The fabled run on Wall Street had to come to an abrupt end when the debt side of their P&L statement showed $60 billion. I wonder what CEO Richard Fuld was thinking? A 30-year-veteran at Lehman (incidentally he had quipped that it was the only company that he has ever worked for) Fuld has been credited with weathering many a financial storm over the past decade; including Asian Stock Crisis, Dot com bust, September 11 (Lehman rose from the ashes of the attack when its headquarters at Three World Financial Centre had been severely damaged due to falling debris) among others.

But in the end--I guess his luck ran out--he could not bring the rabbit out of the hat this time around.

But, it was not like the signs were never there. The share prices of Lehman Brothers have been steadily spiraling southward since February '08, when its share prices reached a high of $66 (canada.com). Last Friday, it was selling for $3.65 (wsj.com), little more than a cheese burger at your local joint. The sub-prime home loan crisis has just consumed its next victim, this time a company with market capitalization of $250 million as of September 15, 2008 (wikipedia.org).

Just when you were trying to soothe your frazzled nerves, comes the next blow. The other darling on Wall Street, Merrill Lynch just got gobbled up by Bank of America. It was an all-stock deal and cost BOA a whopping $50 Billion. This also means BOA will be burdened with all the losses accrued by Merrill Lynch over the years. An interesting observation is, as of Friday's closing the Merrill shares traded at $17.05, so one wonder's why BOA would pay $29 per share when buying them over.

Hope their CEO Kenneth Lewis has a really good reason for that.

The sub-prime mortgage crises has already taken a big toll on the jittery financial market. The domino effect in a way was spear headed by Bear Stearns, soon the Feds set in to stabilize the market by taking over Freddie Mac & Fannie Mae, now its the turn of Lehman Brothers and Merrill Lynch to take the infamous center stage.

There's no telling what more is in store in the coming weeks. Keep your fingers crossed.

--Editorial by George Lazar

Monday, July 28, 2008

CONSUMER WOES: Bank of America nightmare

Chris Hooley lost his wallet and canceled his Bank of America debit card immediately. Canceling his debit card should have let Bank of America know to freeze his account. However, the bank allegedly sat back as an identity thief withdrew $40,000 dollars from Hooley's account in a single day.

According to his blog here, Bank of America didn't even have a clue of what was happening. Hooley only noticed the massive withdrawals after the identity thief was arrested at Best Buy, trying to purchase multiple computers.

Thankfully, Best Buy caught the thief red handed. As the identity thief attempted to use Hooley's card, Best Buy's register system sent an alert to the police. Luckily for Hooley, if a reported lost or stolen card is in use in the system, the police are alerted instantaneously.
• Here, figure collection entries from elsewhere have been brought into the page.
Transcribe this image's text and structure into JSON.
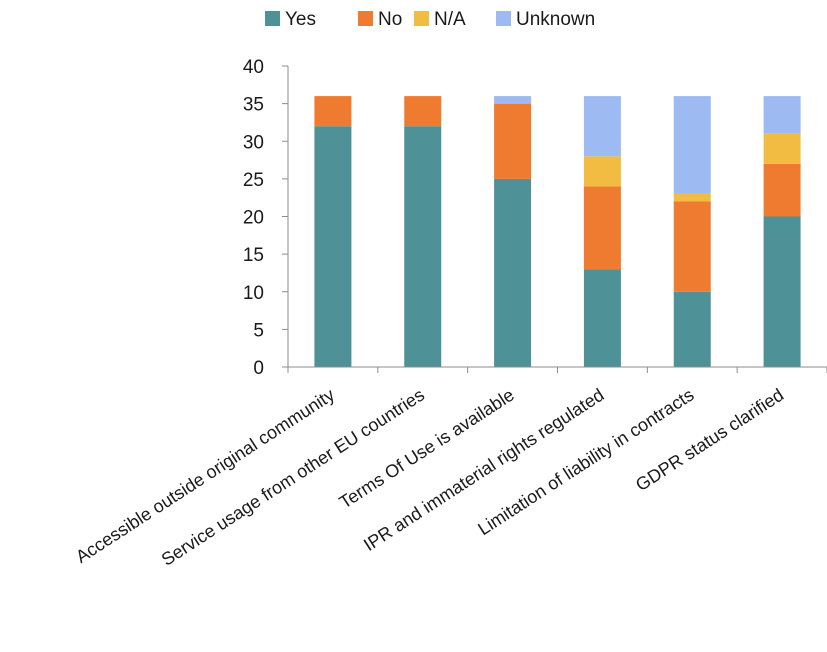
{
  "chart_data": {
    "type": "bar",
    "stacked": true,
    "categories": [
      "Accessible  outside original community",
      "Service usage from other EU countries",
      "Terms Of Use is available",
      "IPR and immaterial rights regulated",
      "Limitation of liability in contracts",
      "GDPR status clarified"
    ],
    "series": [
      {
        "name": "Yes",
        "color": "#4e9197",
        "values": [
          32,
          32,
          25,
          13,
          10,
          20
        ]
      },
      {
        "name": "No",
        "color": "#ee7b30",
        "values": [
          4,
          4,
          10,
          11,
          12,
          7
        ]
      },
      {
        "name": "N/A",
        "color": "#f2bc42",
        "values": [
          0,
          0,
          0,
          4,
          1,
          4
        ]
      },
      {
        "name": "Unknown",
        "color": "#9dbaf2",
        "values": [
          0,
          0,
          1,
          8,
          13,
          5
        ]
      }
    ],
    "ylim": [
      0,
      40
    ],
    "yticks": [
      "0",
      "5",
      "10",
      "15",
      "20",
      "25",
      "30",
      "35",
      "40"
    ],
    "grid": false,
    "legend": "top"
  }
}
Unfortunately, the thief managed to make five transactions with Hooley's account earlier in the day. The first two were deposits. Two checks were written and a large portion of the checks were less cash received, handing the thief a total of $12,500. The last three were withdrawals. One withdrawal was for $26,000 politely handed over from a Bank of America teller. The last was for $12,500, again left unnoticed.

Keep in mind all five transactions occured inside five different Bank of America centers.

Lesson learned? Watch your account activity and watch your wallet at all times ... especially if you have an account with Bank of America.